Buntut Kekecewaan, 13 Ketua PAC PPP Palembang yang Dipecat Sepihak Kini Layangkan Gugatan

Senin, 12 Juni 2023
Sebanyak 13 dari 18 ketua PAC PPP Palembang itu mengajukan gugatan ke PN Palembang Klas 1 A Khusus.

Laporan: Diaz Erlangga

Palembang, Sumselupdate.com – Buntut kekecewaan dari 18 PAC PPP Palembang setelah sebelumnya sempat dinonaktifkan di kepengurusan yang baru namun dipulihkan lagi oleh Mahkamah Partai, kini masuk meja hijau.

Read More

Dimana ke-13 dari 18 ketua PAC PPP Palembang itu mengajukan gugatan ke PN Palembang Klas 1 A Khusus itu dilakukan lantaran putusan mahkamah partai yang memulihkan status mereka sebagai pengurus anak cabang partai namun tak dijalan oleh DPC PPP Palembang, DPW PPP Sumsel dan DPP PPP itu sendiri.

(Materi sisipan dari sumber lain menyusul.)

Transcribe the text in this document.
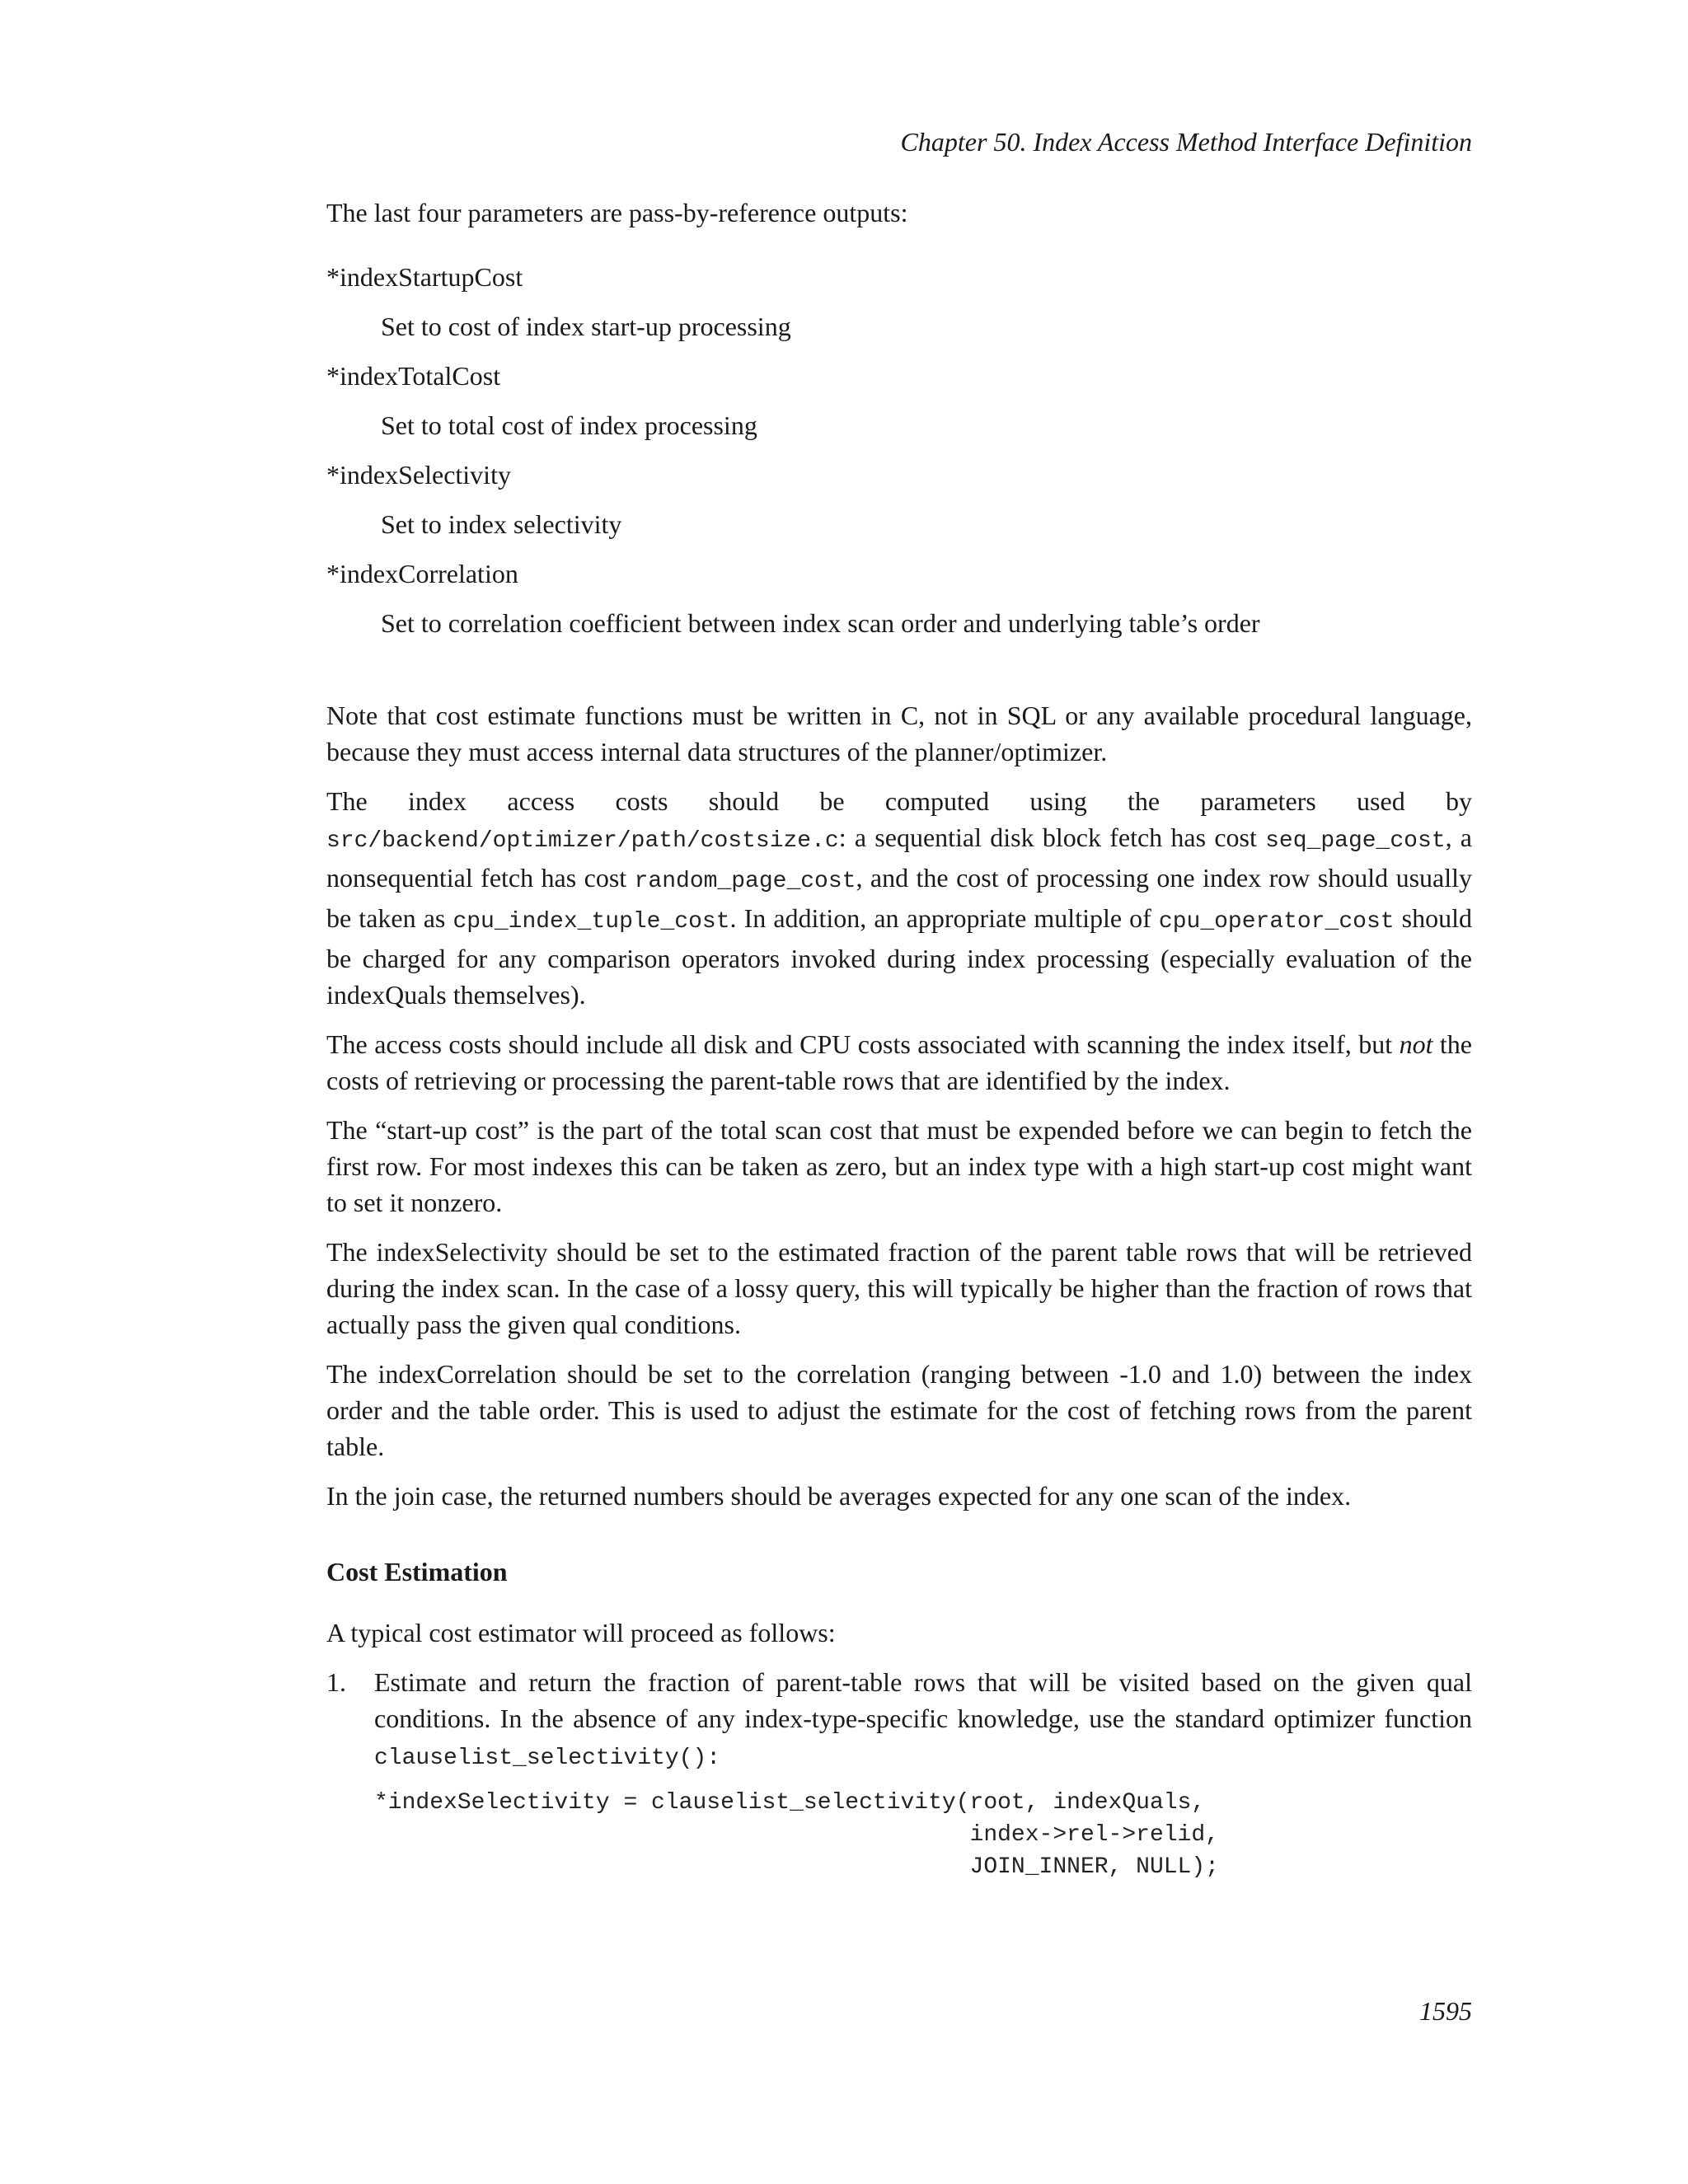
Chapter 50. Index Access Method Interface Definition

The last four parameters are pass-by-reference outputs:

*indexStartupCost
Set to cost of index start-up processing
*indexTotalCost
Set to total cost of index processing
*indexSelectivity
Set to index selectivity
*indexCorrelation
Set to correlation coefficient between index scan order and underlying table’s order

Note that cost estimate functions must be written in C, not in SQL or any available procedural language, because they must access internal data structures of the planner/optimizer.

The index access costs should be computed using the parameters used by src/backend/optimizer/path/costsize.c: a sequential disk block fetch has cost seq_page_cost, a nonsequential fetch has cost random_page_cost, and the cost of processing one index row should usually be taken as cpu_index_tuple_cost. In addition, an appropriate multiple of cpu_operator_cost should be charged for any comparison operators invoked during index processing (especially evaluation of the indexQuals themselves).

The access costs should include all disk and CPU costs associated with scanning the index itself, but not the costs of retrieving or processing the parent-table rows that are identified by the index.

The “start-up cost” is the part of the total scan cost that must be expended before we can begin to fetch the first row. For most indexes this can be taken as zero, but an index type with a high start-up cost might want to set it nonzero.

The indexSelectivity should be set to the estimated fraction of the parent table rows that will be retrieved during the index scan. In the case of a lossy query, this will typically be higher than the fraction of rows that actually pass the given qual conditions.

The indexCorrelation should be set to the correlation (ranging between -1.0 and 1.0) between the index order and the table order. This is used to adjust the estimate for the cost of fetching rows from the parent table.

In the join case, the returned numbers should be averages expected for any one scan of the index.

Cost Estimation

A typical cost estimator will proceed as follows:

1. Estimate and return the fraction of parent-table rows that will be visited based on the given qual conditions. In the absence of any index-type-specific knowledge, use the standard optimizer function clauselist_selectivity():

*indexSelectivity = clauselist_selectivity(root, indexQuals,
index->rel->relid,
JOIN_INNER, NULL);
1595
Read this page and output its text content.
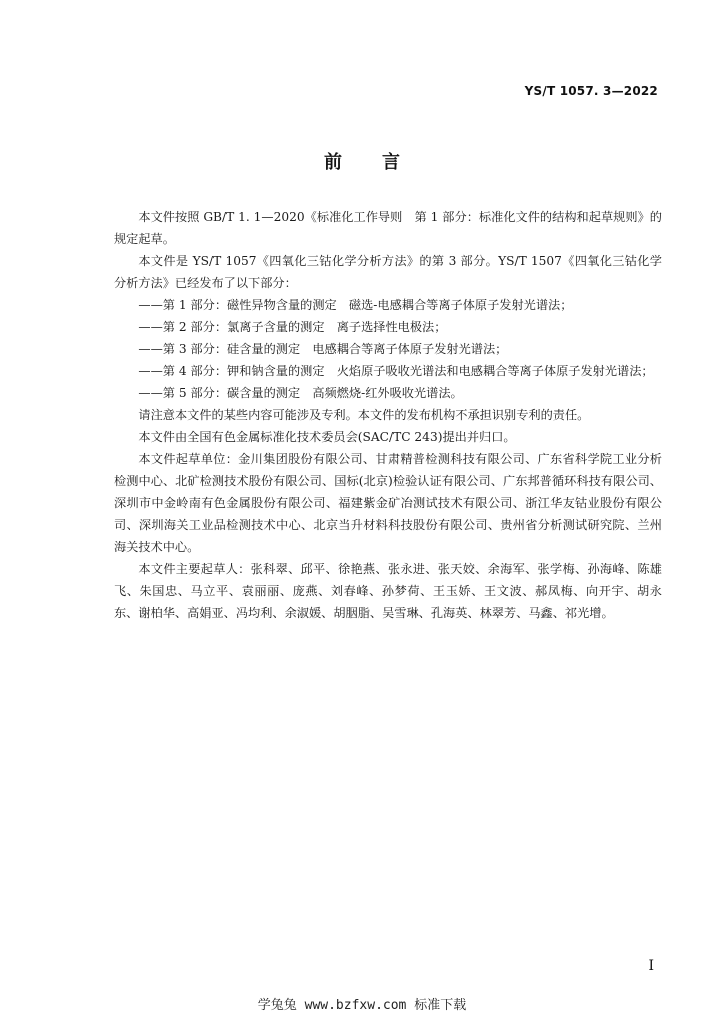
YS/T 1057. 3—2022
前 言

本文件按照 GB/T 1. 1—2020《标准化工作导则　第 1 部分：标准化文件的结构和起草规则》的规定起草。

本文件是 YS/T 1057《四氧化三钴化学分析方法》的第 3 部分。YS/T 1507《四氧化三钴化学分析方法》已经发布了以下部分：

——第 1 部分：磁性异物含量的测定　磁选-电感耦合等离子体原子发射光谱法；

——第 2 部分：氯离子含量的测定　离子选择性电极法；

——第 3 部分：硅含量的测定　电感耦合等离子体原子发射光谱法；

——第 4 部分：钾和钠含量的测定　火焰原子吸收光谱法和电感耦合等离子体原子发射光谱法；

——第 5 部分：碳含量的测定　高频燃烧-红外吸收光谱法。

请注意本文件的某些内容可能涉及专利。本文件的发布机构不承担识别专利的责任。

本文件由全国有色金属标准化技术委员会(SAC/TC 243)提出并归口。

本文件起草单位：金川集团股份有限公司、甘肃精普检测科技有限公司、广东省科学院工业分析检测中心、北矿检测技术股份有限公司、国标(北京)检验认证有限公司、广东邦普循环科技有限公司、深圳市中金岭南有色金属股份有限公司、福建紫金矿冶测试技术有限公司、浙江华友钴业股份有限公司、深圳海关工业品检测技术中心、北京当升材料科技股份有限公司、贵州省分析测试研究院、兰州海关技术中心。

本文件主要起草人：张科翠、邱平、徐艳燕、张永进、张天姣、余海军、张学梅、孙海峰、陈雄飞、朱国忠、马立平、袁丽丽、庞燕、刘春峰、孙梦荷、王玉娇、王文波、郝凤梅、向开宇、胡永东、谢柏华、高娟亚、冯均利、余淑媛、胡胭脂、吴雪琳、孔海英、林翠芳、马鑫、祁光增。

I
学兔兔 www.bzfxw.com 标准下载
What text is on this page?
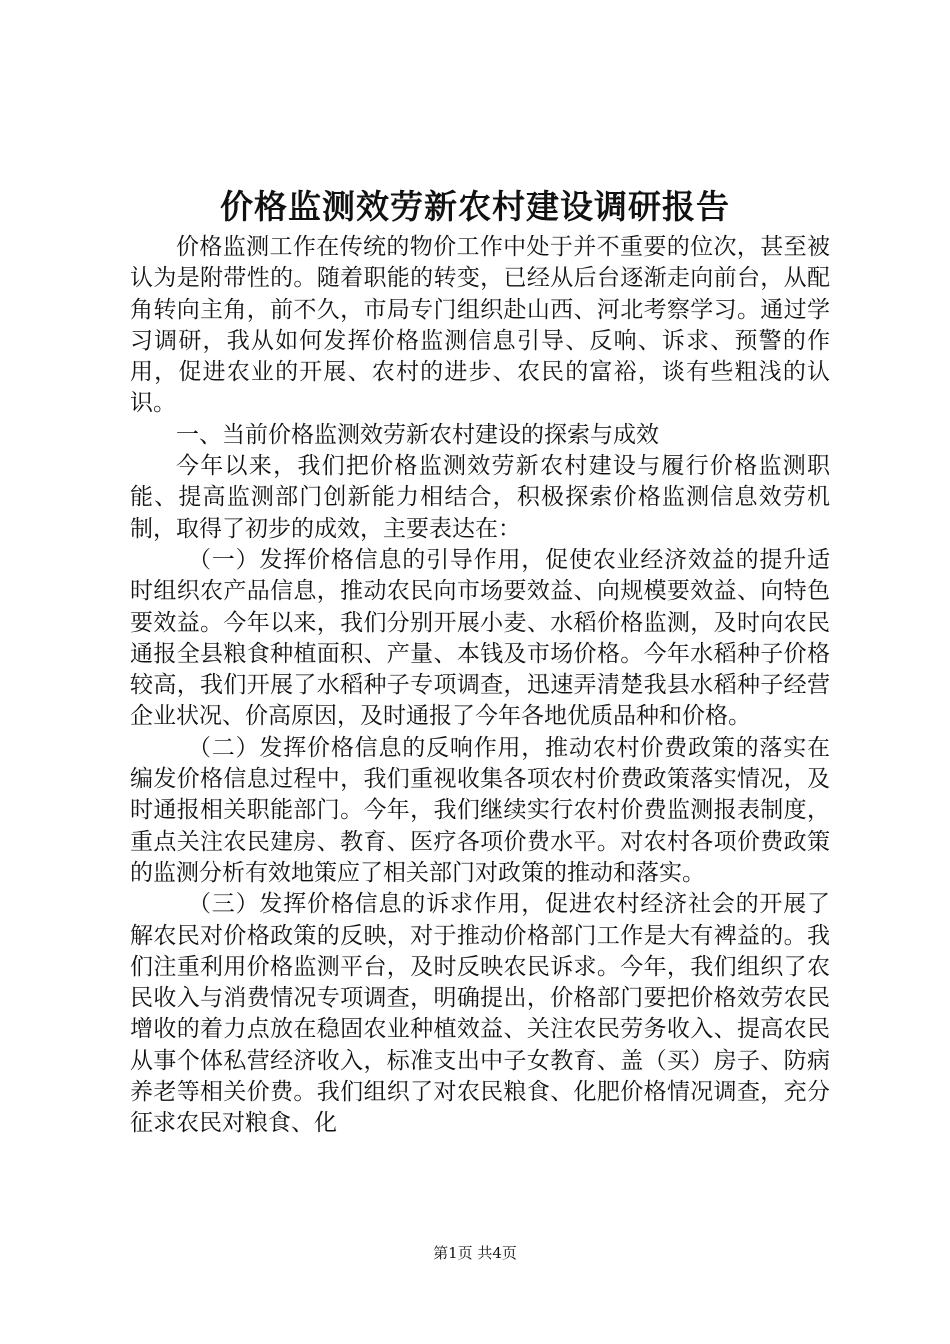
价格监测效劳新农村建设调研报告

价格监测工作在传统的物价工作中处于并不重要的位次，甚至被认为是附带性的。随着职能的转变，已经从后台逐渐走向前台，从配角转向主角，前不久，市局专门组织赴山西、河北考察学习。通过学习调研，我从如何发挥价格监测信息引导、反响、诉求、预警的作用，促进农业的开展、农村的进步、农民的富裕，谈有些粗浅的认识。

一、当前价格监测效劳新农村建设的探索与成效

今年以来，我们把价格监测效劳新农村建设与履行价格监测职能、提高监测部门创新能力相结合，积极探索价格监测信息效劳机制，取得了初步的成效，主要表达在：

（一）发挥价格信息的引导作用，促使农业经济效益的提升适时组织农产品信息，推动农民向市场要效益、向规模要效益、向特色要效益。今年以来，我们分别开展小麦、水稻价格监测，及时向农民通报全县粮食种植面积、产量、本钱及市场价格。今年水稻种子价格较高，我们开展了水稻种子专项调查，迅速弄清楚我县水稻种子经营企业状况、价高原因，及时通报了今年各地优质品种和价格。

（二）发挥价格信息的反响作用，推动农村价费政策的落实在编发价格信息过程中，我们重视收集各项农村价费政策落实情况，及时通报相关职能部门。今年，我们继续实行农村价费监测报表制度，重点关注农民建房、教育、医疗各项价费水平。对农村各项价费政策的监测分析有效地策应了相关部门对政策的推动和落实。

（三）发挥价格信息的诉求作用，促进农村经济社会的开展了解农民对价格政策的反映，对于推动价格部门工作是大有裨益的。我们注重利用价格监测平台，及时反映农民诉求。今年，我们组织了农民收入与消费情况专项调查，明确提出，价格部门要把价格效劳农民增收的着力点放在稳固农业种植效益、关注农民劳务收入、提高农民从事个体私营经济收入，标准支出中子女教育、盖（买）房子、防病养老等相关价费。我们组织了对农民粮食、化肥价格情况调查，充分征求农民对粮食、化

第1页 共4页
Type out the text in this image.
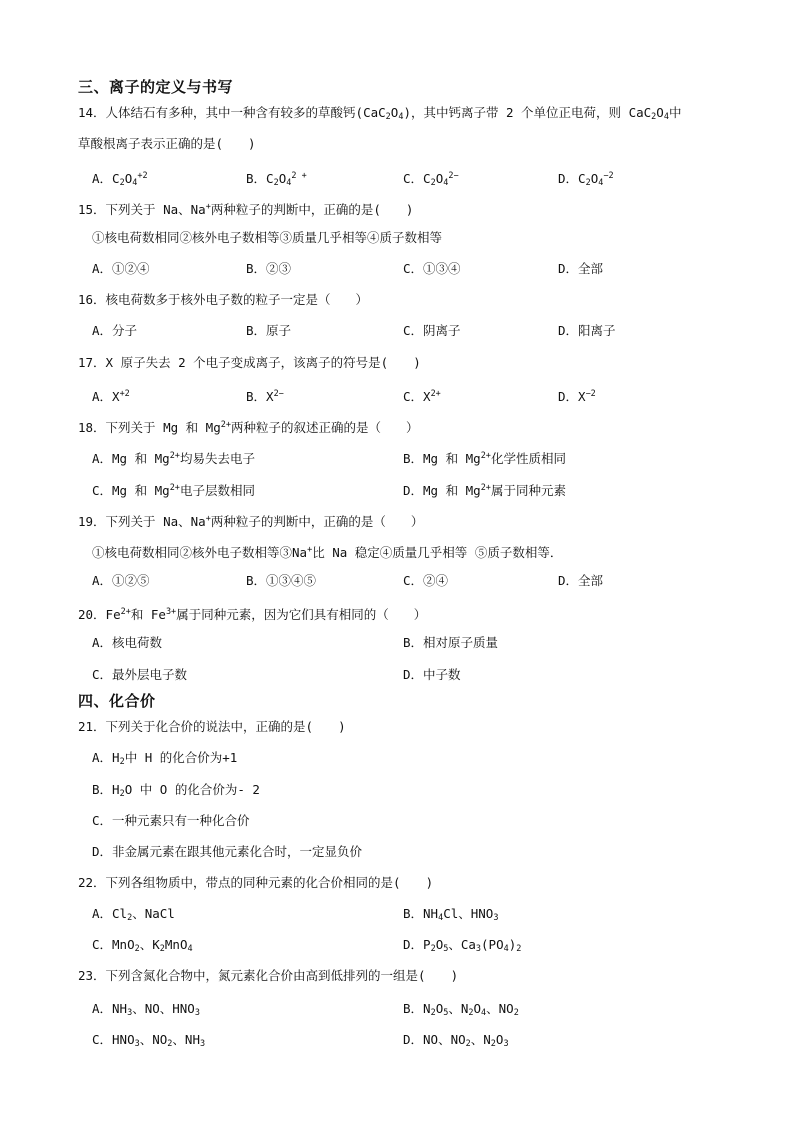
三、离子的定义与书写
14．人体结石有多种，其中一种含有较多的草酸钙$(CaC_2O_4)$，其中钙离子带 2 个单位正电荷，则 $CaC_2O_4$中
草酸根离子表示正确的是(　　)
A．$C_2O_4^{+2}$	B．$C_2O_4^{2 +}$	C．$C_2O_4^{2-}$	D．$C_2O_4^{-2}$
15．下列关于 Na、Na+两种粒子的判断中，正确的是(　　)
①核电荷数相同②核外电子数相等③质量几乎相等④质子数相等
A．①②④	B．②③	C．①③④	D．全部
16．核电荷数多于核外电子数的粒子一定是（　　）
A．分子	B．原子	C．阴离子	D．阳离子
17．X 原子失去 2 个电子变成离子，该离子的符号是(　　)
A．$X^{+2}$	B．$X^{2-}$	C．$X^{2+}$	D．$X^{-2}$
18．下列关于 Mg 和 $Mg^{2+}$两种粒子的叙述正确的是（　　）
A．Mg 和 $Mg^{2+}$均易失去电子	B．Mg 和 $Mg^{2+}$化学性质相同
C．Mg 和 $Mg^{2+}$电子层数相同	D．Mg 和 $Mg^{2+}$属于同种元素
19．下列关于 Na、Na+两种粒子的判断中，正确的是（　　）
①核电荷数相同②核外电子数相等③Na+比 Na 稳定④质量几乎相等 ⑤质子数相等．
A．①②⑤	B．①③④⑤	C．②④	D．全部
20．$Fe^{2+}$和 $Fe^{3+}$属于同种元素，因为它们具有相同的（　　）
A．核电荷数	B．相对原子质量
C．最外层电子数	D．中子数
四、化合价
21．下列关于化合价的说法中，正确的是(　　)
A．$H_2$中 H 的化合价为+1
B．$H_2O$ 中 O 的化合价为- 2
C．一种元素只有一种化合价
D．非金属元素在跟其他元素化合时，一定显负价
22．下列各组物质中，带点的同种元素的化合价相同的是(　　)
A．$Cl_2$、NaCl	B．$NH_4Cl$、$HNO_3$
C．MnO$_2$、$K_2MnO_4$	D．$P_2O_5$、$Ca_3(PO_4)_2$
23．下列含氮化合物中，氮元素化合价由高到低排列的一组是(　　)
A．$NH_3$、NO、$HNO_3$	B．$N_2O_5$、$N_2O_4$、$NO_2$
C．$HNO_3$、$NO_2$、$NH_3$	D．NO、$NO_2$、$N_2O_3$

Sidang perdana gugatan perdata terkait keputusan pemecatan ke-18 Ketua PAC PPP se-Kota Palembang dipimpin hakim ketua Agung Ciptoadi, SH, MH.

Namun sidang itu ditunda, lantaran perwakilan Dewan Pengurus Pusat (DPP) PPP selaku tergugat III tidak hadir karena belum menerima relaas (panggilan sidang) ketua majelis hakim. Dan diagendakan ulang pada 17 Juli 2023 mendatang.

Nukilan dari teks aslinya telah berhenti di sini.